What are other names for service concession arrangements?

These arrangements are known by several names, including PPP (Public–Private Partnership), PFI (Private Finance Initiative) and BOT (Build–Operate–Transfer). In many such agreements, the operator builds the infrastructure, operates it for a defined period, and then transfers it back to the government. In other cases, such as BOO (Build–Operate–Own), the infrastructure remains with the operator after the concession period ends.

Can service concession arrangements involve existing infrastructure?

In some arrangements, the operator is not required to build new infrastructure but instead uses existing assets – either assets it built previously, or assets made available by the public entity — while being responsible for operation and maintenance during the concession period.

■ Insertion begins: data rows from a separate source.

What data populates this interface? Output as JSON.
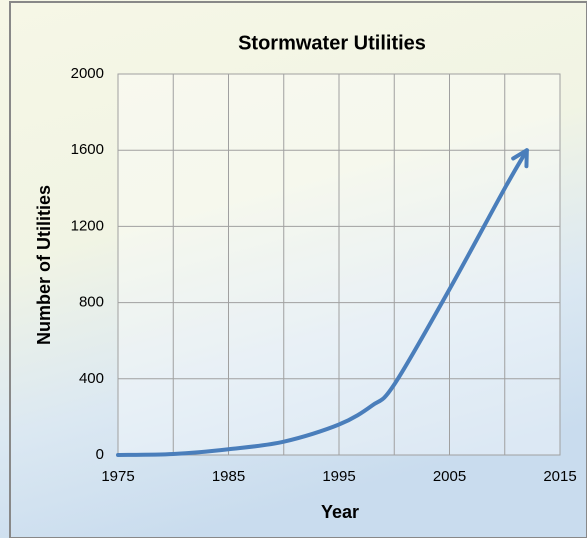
{
  "chart_data": {
    "type": "line",
    "title": "Stormwater Utilities",
    "x_label": "Year",
    "y_label": "Number of Utilities",
    "series": [
      {
        "name": "Stormwater Utilities",
        "color": "#4a7ebb",
        "x": [
          1975,
          1980,
          1985,
          1990,
          1995,
          1998,
          2000,
          2005,
          2010,
          2012
        ],
        "values": [
          0,
          5,
          30,
          70,
          160,
          260,
          370,
          870,
          1400,
          1600
        ]
      }
    ],
    "xlim": [
      1975,
      2015
    ],
    "xticks": [
      1975,
      1985,
      1995,
      2005,
      2015
    ],
    "xminor": [
      1980,
      1990,
      2000,
      2010
    ],
    "ylim": [
      0,
      2000
    ],
    "yticks": [
      0,
      400,
      800,
      1200,
      1600,
      2000
    ],
    "grid": true,
    "arrow_end": true
  }
}
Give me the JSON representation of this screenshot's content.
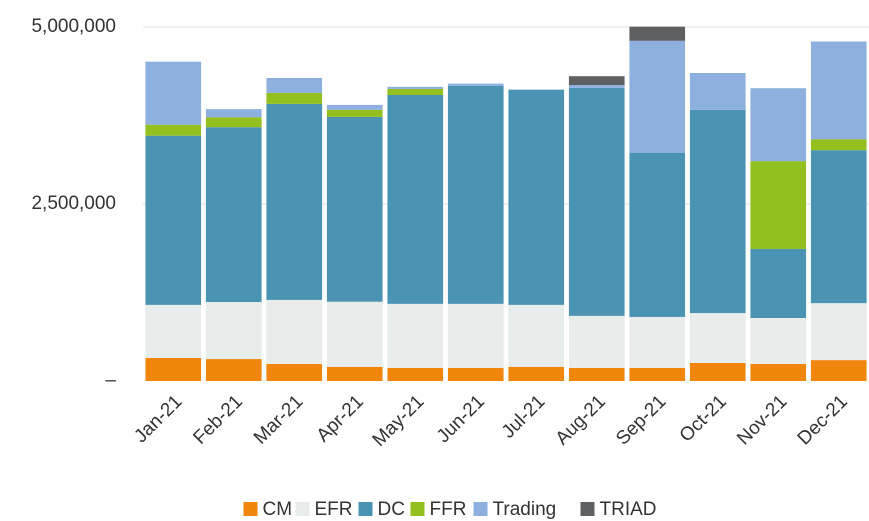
{
  "chart_data": {
    "type": "stacked_bar",
    "categories": [
      "Jan-21",
      "Feb-21",
      "Mar-21",
      "Apr-21",
      "May-21",
      "Jun-21",
      "Jul-21",
      "Aug-21",
      "Sep-21",
      "Oct-21",
      "Nov-21",
      "Dec-21"
    ],
    "series": [
      {
        "name": "CM",
        "color": "#f0870c",
        "values": [
          325000,
          310000,
          240000,
          200000,
          185000,
          185000,
          200000,
          185000,
          185000,
          255000,
          240000,
          295000
        ]
      },
      {
        "name": "EFR",
        "color": "#e8eceb",
        "values": [
          750000,
          805000,
          905000,
          920000,
          905000,
          905000,
          875000,
          735000,
          720000,
          705000,
          650000,
          805000
        ]
      },
      {
        "name": "DC",
        "color": "#4a93b3",
        "values": [
          2390000,
          2470000,
          2770000,
          2610000,
          2950000,
          3080000,
          3040000,
          3220000,
          2320000,
          2870000,
          975000,
          2160000
        ]
      },
      {
        "name": "FFR",
        "color": "#93c01f",
        "values": [
          155000,
          140000,
          155000,
          100000,
          85000,
          0,
          0,
          0,
          0,
          0,
          1240000,
          155000
        ]
      },
      {
        "name": "Trading",
        "color": "#8eb0df",
        "values": [
          890000,
          115000,
          210000,
          70000,
          30000,
          30000,
          0,
          40000,
          1580000,
          520000,
          1030000,
          1380000
        ]
      },
      {
        "name": "TRIAD",
        "color": "#5f6062",
        "values": [
          0,
          0,
          0,
          0,
          0,
          0,
          0,
          125000,
          200000,
          0,
          0,
          0
        ]
      }
    ],
    "ylim": [
      0,
      5000000
    ],
    "yticks": [
      {
        "value": 0,
        "label": "–"
      },
      {
        "value": 2500000,
        "label": "2,500,000"
      },
      {
        "value": 5000000,
        "label": "5,000,000"
      }
    ],
    "grid": true
  }
}
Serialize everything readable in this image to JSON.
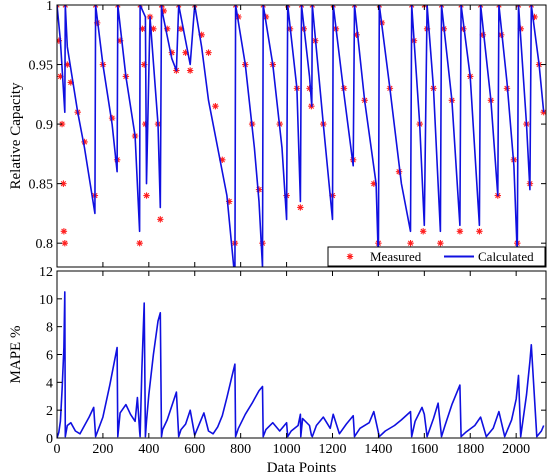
{
  "chart_data": [
    {
      "type": "line",
      "ylabel": "Relative Capacity",
      "xlim": [
        0,
        2130
      ],
      "ylim": [
        0.78,
        1.0
      ],
      "yticks": [
        0.8,
        0.85,
        0.9,
        0.95,
        1
      ],
      "ytick_labels": [
        "0.8",
        "0.85",
        "0.9",
        "0.95",
        "1"
      ],
      "grid": false,
      "legend_position": "bottom-right",
      "series": [
        {
          "name": "Measured",
          "style": "markers-asterisk",
          "color": "#ff2020",
          "x": [
            0,
            8,
            15,
            22,
            28,
            30,
            34,
            36,
            45,
            60,
            90,
            120,
            165,
            168,
            175,
            200,
            240,
            262,
            265,
            275,
            300,
            340,
            360,
            362,
            372,
            380,
            385,
            390,
            405,
            420,
            440,
            450,
            455,
            458,
            465,
            480,
            500,
            520,
            530,
            540,
            560,
            580,
            600,
            630,
            660,
            690,
            720,
            750,
            775,
            778,
            790,
            820,
            850,
            880,
            895,
            898,
            910,
            940,
            970,
            1000,
            1005,
            1015,
            1045,
            1060,
            1065,
            1075,
            1100,
            1108,
            1112,
            1125,
            1160,
            1200,
            1203,
            1215,
            1250,
            1290,
            1296,
            1305,
            1340,
            1380,
            1400,
            1404,
            1415,
            1450,
            1490,
            1540,
            1545,
            1555,
            1580,
            1595,
            1600,
            1612,
            1640,
            1670,
            1675,
            1685,
            1720,
            1755,
            1760,
            1770,
            1800,
            1840,
            1845,
            1855,
            1890,
            1920,
            1925,
            1935,
            1960,
            1990,
            2005,
            2010,
            2020,
            2045,
            2060,
            2066,
            2080,
            2100,
            2120
          ],
          "y": [
            1.0,
            0.97,
            0.94,
            0.9,
            0.85,
            0.81,
            0.8,
            1.0,
            0.95,
            0.935,
            0.91,
            0.885,
            0.84,
            1.0,
            0.985,
            0.95,
            0.905,
            0.87,
            1.0,
            0.97,
            0.94,
            0.89,
            0.8,
            1.0,
            0.98,
            0.95,
            0.9,
            0.84,
            0.99,
            0.98,
            0.9,
            0.82,
            1.0,
            1.0,
            0.995,
            0.98,
            0.96,
            0.945,
            1.0,
            0.98,
            0.96,
            0.945,
            1.0,
            0.975,
            0.96,
            0.915,
            0.87,
            0.835,
            0.8,
            1.0,
            0.99,
            0.95,
            0.9,
            0.845,
            0.8,
            1.0,
            0.99,
            0.95,
            0.9,
            0.84,
            1.0,
            0.98,
            0.93,
            0.83,
            1.0,
            0.98,
            0.93,
            0.915,
            1.0,
            0.97,
            0.9,
            0.84,
            1.0,
            0.98,
            0.93,
            0.87,
            1.0,
            0.975,
            0.92,
            0.85,
            0.8,
            1.0,
            0.985,
            0.93,
            0.86,
            0.8,
            1.0,
            0.97,
            0.9,
            0.81,
            1.0,
            0.98,
            0.93,
            0.8,
            1.0,
            0.98,
            0.92,
            0.81,
            1.0,
            0.98,
            0.94,
            0.81,
            1.0,
            0.975,
            0.92,
            0.84,
            1.0,
            0.975,
            0.93,
            0.87,
            0.8,
            1.0,
            0.98,
            0.9,
            0.85,
            1.0,
            0.99,
            0.95,
            0.91
          ]
        },
        {
          "name": "Calculated",
          "style": "line",
          "color": "#1010e0",
          "x": [
            0,
            15,
            34,
            36,
            45,
            90,
            120,
            165,
            168,
            200,
            240,
            262,
            265,
            300,
            340,
            360,
            362,
            385,
            390,
            405,
            440,
            450,
            455,
            458,
            500,
            520,
            530,
            580,
            600,
            630,
            660,
            700,
            740,
            775,
            778,
            820,
            860,
            880,
            895,
            898,
            940,
            980,
            1000,
            1005,
            1045,
            1060,
            1065,
            1100,
            1110,
            1112,
            1160,
            1200,
            1203,
            1250,
            1290,
            1296,
            1340,
            1390,
            1400,
            1404,
            1450,
            1500,
            1540,
            1545,
            1580,
            1600,
            1612,
            1640,
            1670,
            1675,
            1720,
            1755,
            1760,
            1800,
            1840,
            1845,
            1890,
            1920,
            1925,
            1960,
            1990,
            2005,
            2010,
            2045,
            2060,
            2066,
            2100,
            2120
          ],
          "y": [
            1.0,
            0.97,
            0.91,
            1.0,
            0.965,
            0.91,
            0.88,
            0.825,
            1.0,
            0.95,
            0.9,
            0.86,
            1.0,
            0.94,
            0.89,
            0.81,
            1.0,
            0.99,
            0.85,
            0.99,
            0.9,
            0.83,
            1.0,
            0.995,
            0.955,
            0.945,
            1.0,
            0.95,
            1.0,
            0.965,
            0.92,
            0.88,
            0.84,
            0.77,
            1.0,
            0.95,
            0.88,
            0.835,
            0.78,
            1.0,
            0.95,
            0.88,
            0.82,
            1.0,
            0.93,
            0.835,
            1.0,
            0.94,
            0.915,
            1.0,
            0.9,
            0.82,
            1.0,
            0.925,
            0.865,
            1.0,
            0.92,
            0.85,
            0.785,
            1.0,
            0.93,
            0.85,
            0.81,
            1.0,
            0.9,
            0.815,
            1.0,
            0.93,
            0.81,
            1.0,
            0.92,
            0.815,
            1.0,
            0.94,
            0.815,
            1.0,
            0.92,
            0.84,
            1.0,
            0.935,
            0.865,
            0.79,
            1.0,
            0.9,
            0.845,
            1.0,
            0.95,
            0.91
          ]
        }
      ]
    },
    {
      "type": "line",
      "xlabel": "Data Points",
      "ylabel": "MAPE %",
      "xlim": [
        0,
        2130
      ],
      "ylim": [
        0,
        12
      ],
      "xticks": [
        0,
        200,
        400,
        600,
        800,
        1000,
        1200,
        1400,
        1600,
        1800,
        2000
      ],
      "xtick_labels": [
        "0",
        "200",
        "400",
        "600",
        "800",
        "1000",
        "1200",
        "1400",
        "1600",
        "1800",
        "2000"
      ],
      "yticks": [
        0,
        2,
        4,
        6,
        8,
        10,
        12
      ],
      "ytick_labels": [
        "0",
        "2",
        "4",
        "6",
        "8",
        "10",
        "12"
      ],
      "grid": false,
      "series": [
        {
          "style": "line",
          "color": "#1010e0",
          "x": [
            0,
            8,
            15,
            22,
            30,
            34,
            36,
            45,
            60,
            80,
            100,
            120,
            140,
            160,
            168,
            175,
            200,
            230,
            262,
            265,
            275,
            300,
            320,
            340,
            350,
            360,
            362,
            370,
            380,
            385,
            390,
            400,
            420,
            440,
            450,
            455,
            460,
            480,
            500,
            520,
            530,
            540,
            560,
            580,
            600,
            620,
            640,
            660,
            680,
            700,
            720,
            740,
            760,
            775,
            778,
            790,
            820,
            850,
            880,
            895,
            898,
            910,
            940,
            970,
            1000,
            1005,
            1020,
            1050,
            1060,
            1062,
            1070,
            1100,
            1108,
            1112,
            1130,
            1160,
            1190,
            1203,
            1230,
            1260,
            1290,
            1296,
            1320,
            1360,
            1380,
            1404,
            1430,
            1470,
            1500,
            1540,
            1545,
            1560,
            1590,
            1600,
            1612,
            1640,
            1660,
            1675,
            1690,
            1720,
            1755,
            1760,
            1780,
            1820,
            1845,
            1870,
            1900,
            1925,
            1950,
            1980,
            2000,
            2010,
            2020,
            2045,
            2060,
            2066,
            2090,
            2110,
            2120
          ],
          "y": [
            0,
            0.4,
            1.2,
            3.5,
            6.5,
            10.5,
            0.1,
            0.9,
            1.1,
            0.5,
            0.3,
            0.9,
            1.5,
            2.2,
            0.1,
            0.4,
            1.5,
            3.8,
            6.5,
            0.1,
            1.8,
            2.4,
            1.7,
            1.2,
            2.9,
            0.5,
            0.1,
            5.0,
            9.7,
            0.1,
            1.2,
            3.1,
            6.0,
            8.4,
            9.0,
            0.1,
            0.6,
            1.3,
            2.3,
            3.3,
            0.1,
            0.6,
            1.0,
            2.0,
            0.2,
            1.0,
            1.8,
            0.5,
            0.3,
            0.8,
            1.6,
            2.9,
            4.3,
            5.3,
            0.1,
            0.7,
            1.7,
            2.5,
            3.4,
            3.7,
            0.1,
            0.6,
            1.1,
            0.5,
            1.1,
            0.1,
            0.5,
            0.9,
            1.7,
            0.1,
            1.4,
            0.9,
            0.2,
            0.1,
            0.9,
            1.5,
            0.7,
            1.7,
            0.3,
            1.0,
            1.6,
            0.1,
            0.7,
            1.1,
            1.9,
            0.1,
            0.5,
            0.9,
            1.3,
            1.9,
            0.1,
            1.2,
            2.2,
            1.7,
            0.1,
            1.4,
            2.5,
            0.1,
            0.9,
            2.4,
            3.8,
            0.1,
            0.4,
            0.9,
            1.5,
            0.1,
            0.7,
            1.9,
            0.1,
            1.3,
            2.8,
            4.5,
            0.1,
            3.1,
            5.5,
            6.7,
            0.1,
            0.5,
            0.9
          ]
        }
      ]
    }
  ]
}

What are the key characteristics of service concession arrangements?

Key characteristics of service concession arrangements include:

The service provided is one that the grantor would otherwise be responsible for delivering to the public.
The operator is not merely an agent but assumes partial responsibility for managing the infrastructure and delivering the related public services.
Price and rate changes are subject to regulatory oversight and are usually defined within the concession agreement.
At the end of the concession period, the operator must return the infrastructure to the grantor, typically in a predefined condition and without, or only nominal, consideration.

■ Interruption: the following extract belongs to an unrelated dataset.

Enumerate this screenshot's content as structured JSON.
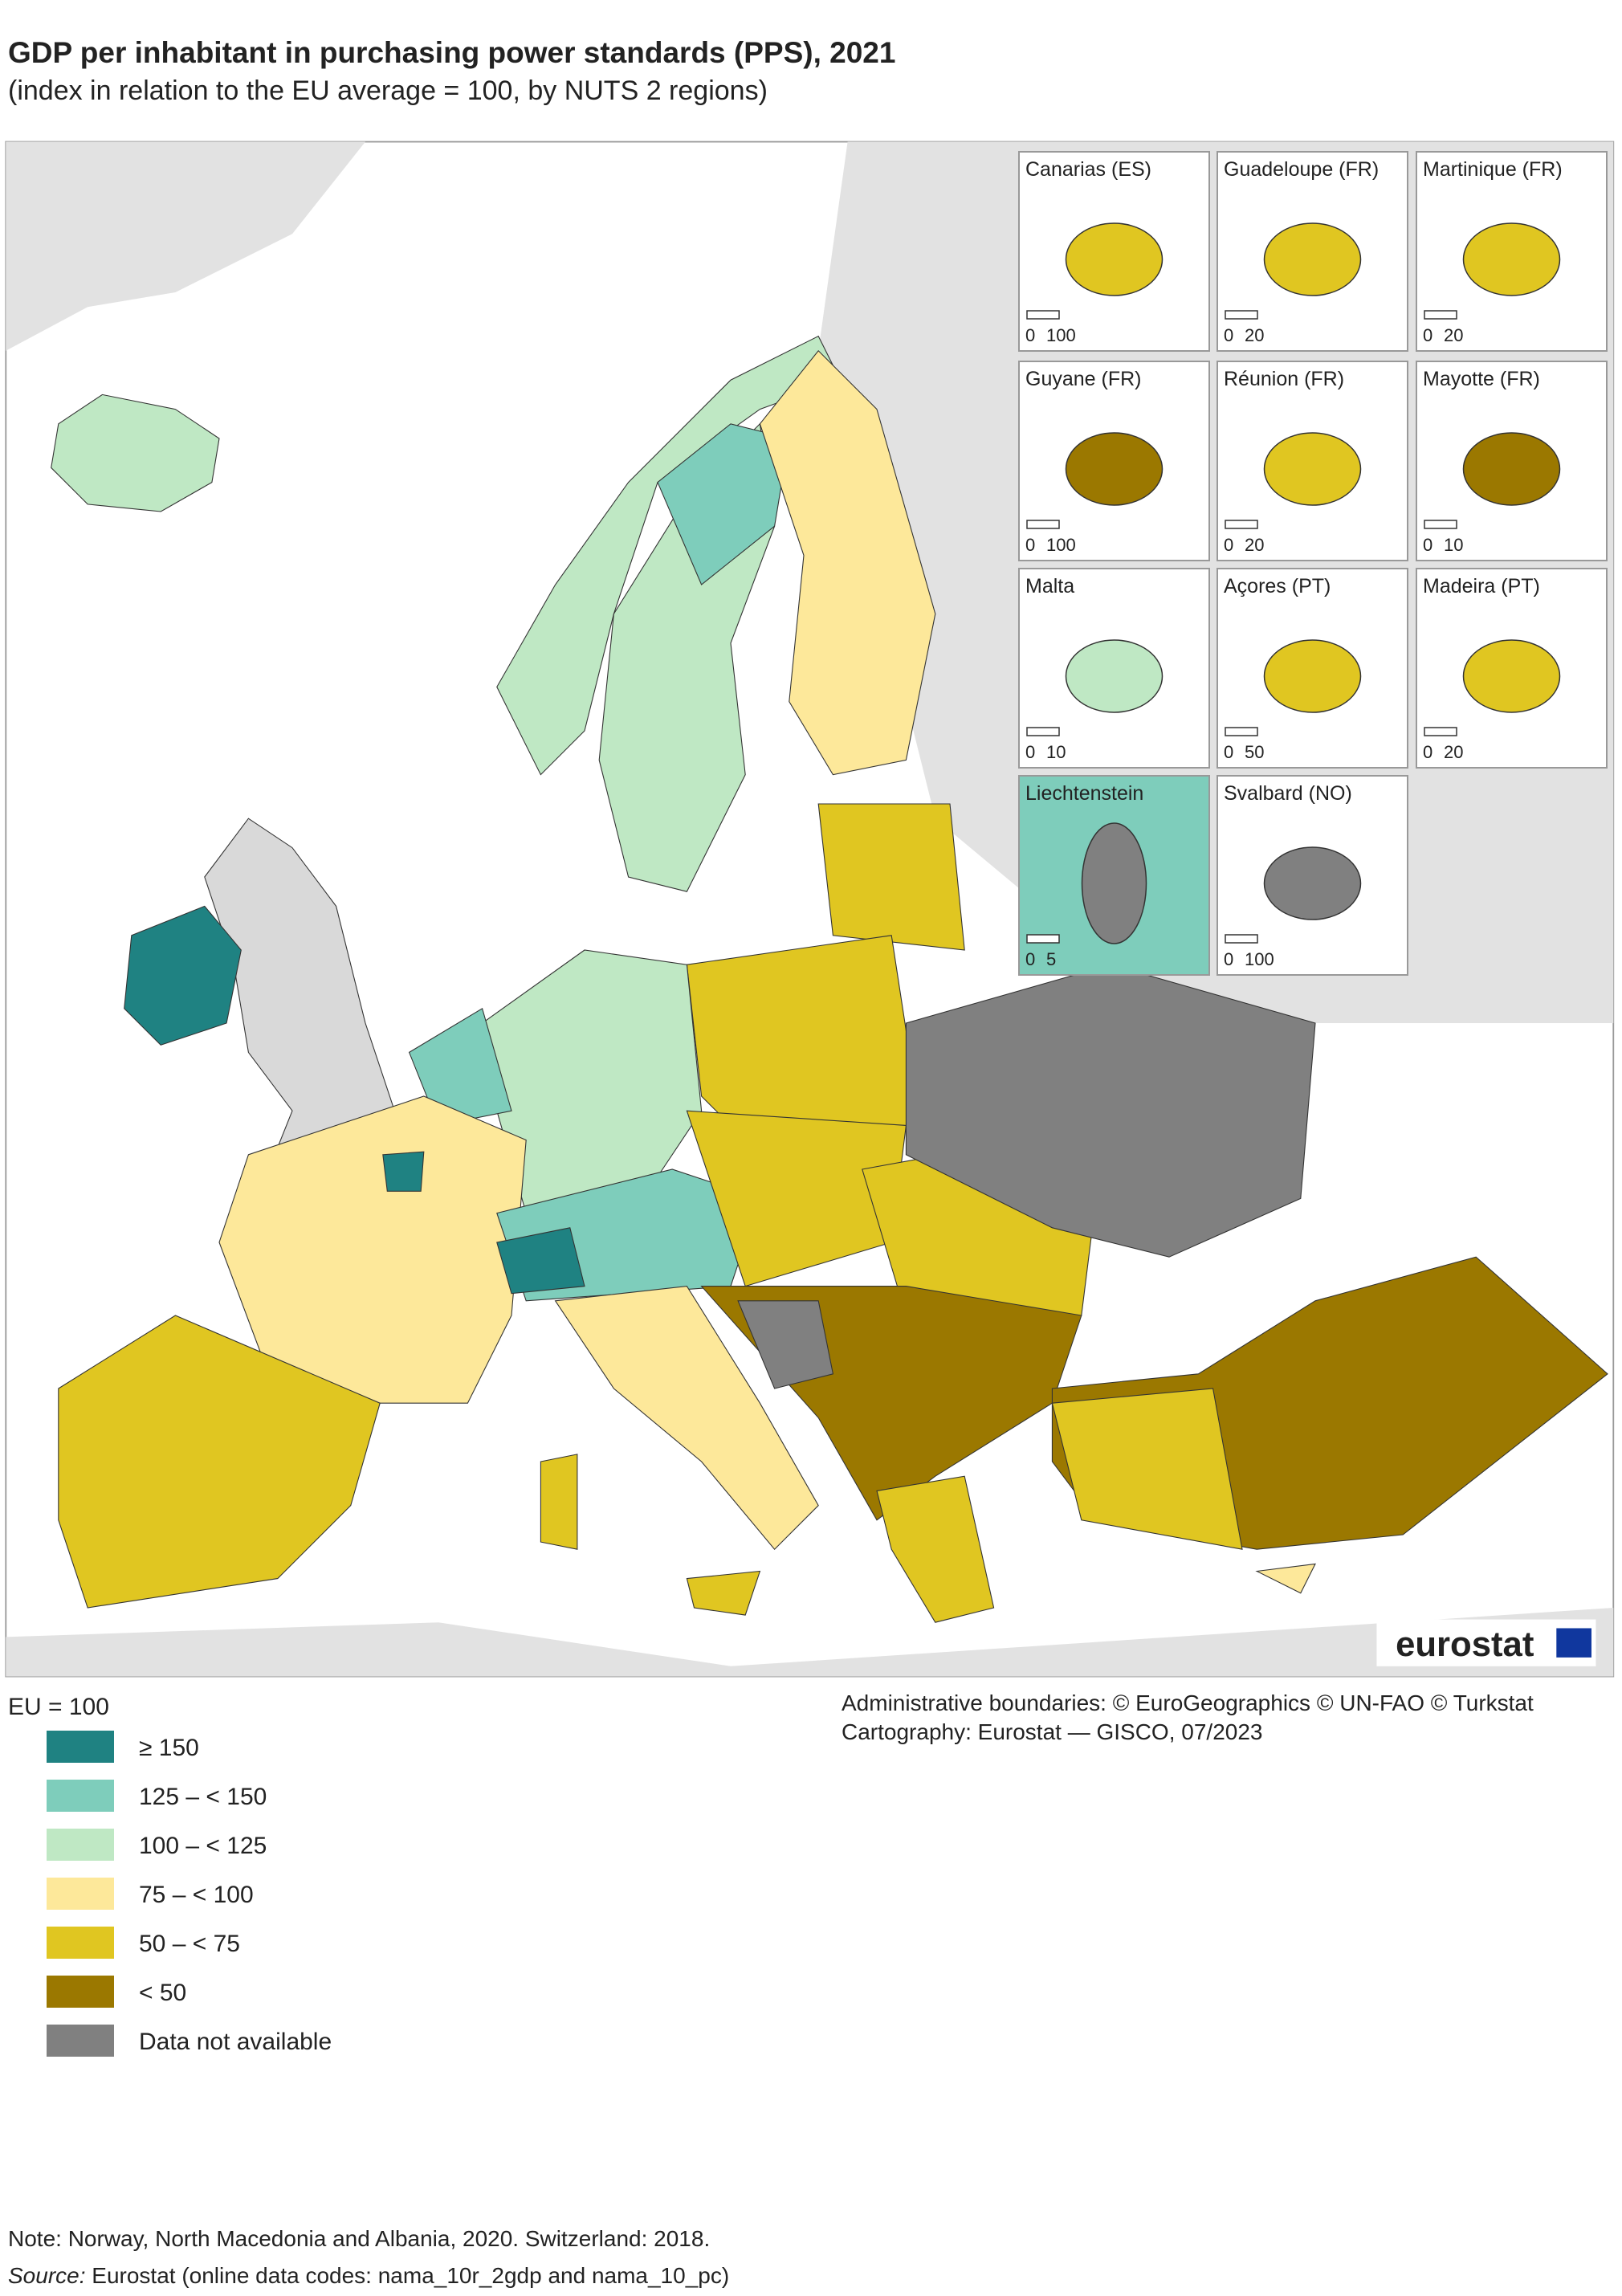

What is the accounting framework under IFRIC 12?

Modern accounting framework – IFRIC 12

IFRIC 12 provides the accounting guidance for such agreements. Since the infrastructure is in most cases transferred back to the grantor at the end of the concession period (except in BOO arrangements), the infrastructure is not recognised as property, plant and equipment by the operator. Instead, the operator shall determine whether consideration for construction services should be recognised as:

What types of assets can the operator recognise?

a financial asset, representing an unconditional right to receive cash or another financial asset from the grantor, or
an intangible asset, representing the right to charge users of the infrastructure.

Can a hybrid model exist under IFRIC 12?

In certain cases, the arrangement may involve a hybrid model, combining both a financial asset and an intangible asset. One of the main challenges addressed by IFRIC 12 is how the operator shall reflect arrangements where the grantor controls, either wholly or partially, the type of service, the pricing and the beneficiaries, while retaining ownership of the infrastructure at the end of the concession period.

How is infrastructure recognised under IFRIC 12?

Under IFRIC 12, infrastructure within its scope shall not be recognised as PP&E in the operator’s financial statements. Instead, it shall be classified as a financial asset, an intangible asset or both, depending on the nature of the operator’s rights and obligations.

How is the arrangement accounted for by the grantor?

Accounting Treatment in the grantor’s financial statements

IFRIC 12 does not prescribe the accounting treatment for the grantor, as it is primarily intended for private-sector entities. However, when the grantor prepares financial statements under IFRS (for example, a government business entity), the grantor should generally apply a mirror approach:

What is the grantor’s accounting treatment?

If the grantor controls the infrastructure during the concession period (and any residual value), it should recognise the asset as property, plant and equipment.
In return for the construction services received, the grantor should recognise a liability, classified as a financial liability, deferred income, or a combination thereof, depending on the arrangement’s substance.

What is the overall principle of IFRIC 12?

In summary, IFRIC 12 reflects the economic substance of public–private partnerships: the operator is not the owner of the infrastructure but rather a service provider compensated through rights or payments,
while the grantor retains ultimate control and ownership of the public asset.